A comparison of normal breast tissue with the malignant breast tissue from the same bitches showed an increased mRNA expression of MDR1, MRP1, MRP9 and BCRP, indicating that normal mammary cells were more sensible to chemotherapeutics than the tumour cells.
The high BCRP mRNA expression in canine mammary tumour cells and the intracellular localization of the protein was verified by immunohistochemical detection. Canine BCRP was localized with the primary antibody 407 (a friendly gift from Rob Robey and Susan E. Bates; National cancer Institute, Bethesda, Maryland, USA) in formalin fixed mammary cancer sections. The canine BCRP protein was highly expressed in epithelial cells of the glandular tissue. But the intracellular localization was disturbed in contrast to normal breast tissue. Besides the normal membrane staining a strong cytoplasmatic staining was observed.

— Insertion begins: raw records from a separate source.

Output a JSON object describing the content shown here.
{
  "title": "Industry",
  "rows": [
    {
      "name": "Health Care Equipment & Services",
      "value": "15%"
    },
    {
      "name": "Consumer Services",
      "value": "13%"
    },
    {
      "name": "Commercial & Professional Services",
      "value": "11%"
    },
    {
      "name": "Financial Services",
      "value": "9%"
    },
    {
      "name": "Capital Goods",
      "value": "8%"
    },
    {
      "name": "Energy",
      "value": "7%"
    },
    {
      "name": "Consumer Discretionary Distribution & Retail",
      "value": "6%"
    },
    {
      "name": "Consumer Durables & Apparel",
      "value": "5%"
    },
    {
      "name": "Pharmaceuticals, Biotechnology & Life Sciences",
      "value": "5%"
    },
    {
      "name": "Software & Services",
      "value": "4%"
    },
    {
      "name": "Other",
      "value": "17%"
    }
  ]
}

Conclusions - canine mammary tumours express an individual pattern of eight ABC-transport proteins. A high mRNA expression level was found for BCRP, MRP1 and MRP9. The BCRP protein is expressed in the epithelial cells of mammary gland, but in malignant cells the intracellular localization is disturbed. Functional studies showed that doxorubicin is not appropriate for the treatment of canine mammary cancer. A check of the individual chemoresistance of tumours could be recommended before application of cytostatic drugs.